Лейтенант дернул и правым, и левым усом, в бешенстве обернулся к профессору. Алексей Александрович показал пальцем на свой висок. Мол, всё здесь. В самом деле, у него не было дома никакого кабинета. Где взять?

Сотрудники ФСБ переглянулись — зря заезжали. Хотя, пройдя в спальню супругов, наконец кое-что нашли — с секретера сняли медальку с иероглифами, презент на память от ученых Китая, из угла достали новый кожаный «дипломат», также подаренный в Пекине, а из левого ящичка, где лежали бусы и серьги жены, вынули конверт с иероглифами, в котором оставалось несколько долларов…

— В протокол! — торжественно провозгласил Кутяев. Поозиравшись, увидел на платяном шкафу и снял подаренный китайцами ноутбук. — Вот теперь список полон, — многозначительно сказал он.

Снова посадили в автозак, и снова по бокам дышат конвоиры.

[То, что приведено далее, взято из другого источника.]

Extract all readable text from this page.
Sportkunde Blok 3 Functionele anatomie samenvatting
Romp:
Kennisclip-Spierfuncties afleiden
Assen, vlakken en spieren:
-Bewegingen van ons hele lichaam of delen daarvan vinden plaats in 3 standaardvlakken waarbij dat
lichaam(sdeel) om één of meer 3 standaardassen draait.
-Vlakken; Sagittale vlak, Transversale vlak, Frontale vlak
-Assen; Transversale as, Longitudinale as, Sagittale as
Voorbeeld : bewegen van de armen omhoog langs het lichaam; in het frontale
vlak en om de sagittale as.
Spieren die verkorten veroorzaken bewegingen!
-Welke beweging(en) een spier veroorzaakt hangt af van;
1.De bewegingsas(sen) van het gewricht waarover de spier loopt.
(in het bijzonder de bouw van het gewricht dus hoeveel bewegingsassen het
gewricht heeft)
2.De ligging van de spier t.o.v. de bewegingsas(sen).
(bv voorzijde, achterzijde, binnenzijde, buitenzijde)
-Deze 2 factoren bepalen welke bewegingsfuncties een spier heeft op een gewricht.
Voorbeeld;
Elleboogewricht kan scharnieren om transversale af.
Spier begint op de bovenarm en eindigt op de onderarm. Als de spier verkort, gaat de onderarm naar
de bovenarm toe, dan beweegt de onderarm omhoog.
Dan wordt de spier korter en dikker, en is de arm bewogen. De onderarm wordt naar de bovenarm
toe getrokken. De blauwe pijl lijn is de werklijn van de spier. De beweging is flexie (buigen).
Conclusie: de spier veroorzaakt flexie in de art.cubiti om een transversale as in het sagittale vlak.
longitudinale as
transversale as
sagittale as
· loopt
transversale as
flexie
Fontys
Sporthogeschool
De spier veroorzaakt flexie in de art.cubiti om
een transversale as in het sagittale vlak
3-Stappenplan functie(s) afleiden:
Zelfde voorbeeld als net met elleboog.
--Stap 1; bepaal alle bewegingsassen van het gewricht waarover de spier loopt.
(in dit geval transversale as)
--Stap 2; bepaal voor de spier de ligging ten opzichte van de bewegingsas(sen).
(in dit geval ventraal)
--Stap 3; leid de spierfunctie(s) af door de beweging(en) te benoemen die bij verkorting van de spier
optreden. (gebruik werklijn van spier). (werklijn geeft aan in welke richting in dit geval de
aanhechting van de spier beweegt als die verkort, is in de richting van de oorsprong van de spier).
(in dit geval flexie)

Один, несколько добродушнее лицом, спросил:

— Закурить дать?

— Спасибо.

— А я вот никак не могу бросить…

Когда уже, подкатив к центру, обогнули новую бензозаправку «Юкос», он понял: ему определено место в знаменитом СИЗО, который в народе называют гостиницей «Белый лебедь». То ли из-за того, что крыша и заборы здесь отделаны дешевым листовым алюминием, то ли по каким иным таинственным причинам, которые вскоре откроются для нового постояльца.

Провели по зигзагообразным коридорам-клеткам с железными дверями, затем по темному коридору в некий тамбур, где сопровождающие показали женщине в милицейской форме документы, и профессор Левушкин-Александров спустился с конвойными этажом ниже и оказался, наконец, в длинной сумеречной камере без окна, с двумя горящими лампочками, с десятком двухэтажных коек, которые почти все были заняты.

Ему указали на койку у самой двери, и он сел на нее, пригнув голову, потому что сверху свисало грязноватое одеяльце. Железную дверь захлопнули, прогремел замок, засов, открылось и закрылось крошечное окошечко в двери.

Итак, он арестован. И поместили его снова в общую камеру. Специально или просто потому, что нет свободной одноместной? Или теперь в одноместные не сажают? А если сажают, то уж совсем страшных преступников? А кто же тогда эти люди? Глянул — и отвернулся. Расспрашивать нелепо. Сами спросят и сами расскажут.

Но вокруг длилась тишина. Мелькнула неприятная мысль, рожденная нынешними фильмами: сейчас набросятся, изобьют: мол, ты, интеллигент сраный, снимай пиджак, отдавай ботинки!

Кстати, работники тюрьмы у него ничего не отняли. Только осведомились:

— Колющие, режущие предметы имеются?

И ремень не выдернули, и шнурки из обуви. Не совсем так, как у Солженицына в «Архипелаге»…

Вдруг к нему подошел коренастый рябой мужичок в тельняшке и джинсах.

— Не профессор ли Левушкин-Александров будете? — тихо спросил он. Надо же, фамилию правильно назвал. Наверняка подсадная утка. «Наседка», как пишет Солженицын.

— Да, — напрягся Алексей Александрович, привставая. Что-то будет дальше? Сейчас в душу полезет с сочувственной улыбкой… Или возопит: вот он, китайский шпион! Бейте его!..

— Я вас по телевизору видел, — сказал мужичок. — Вы про отравленный воздух говорили…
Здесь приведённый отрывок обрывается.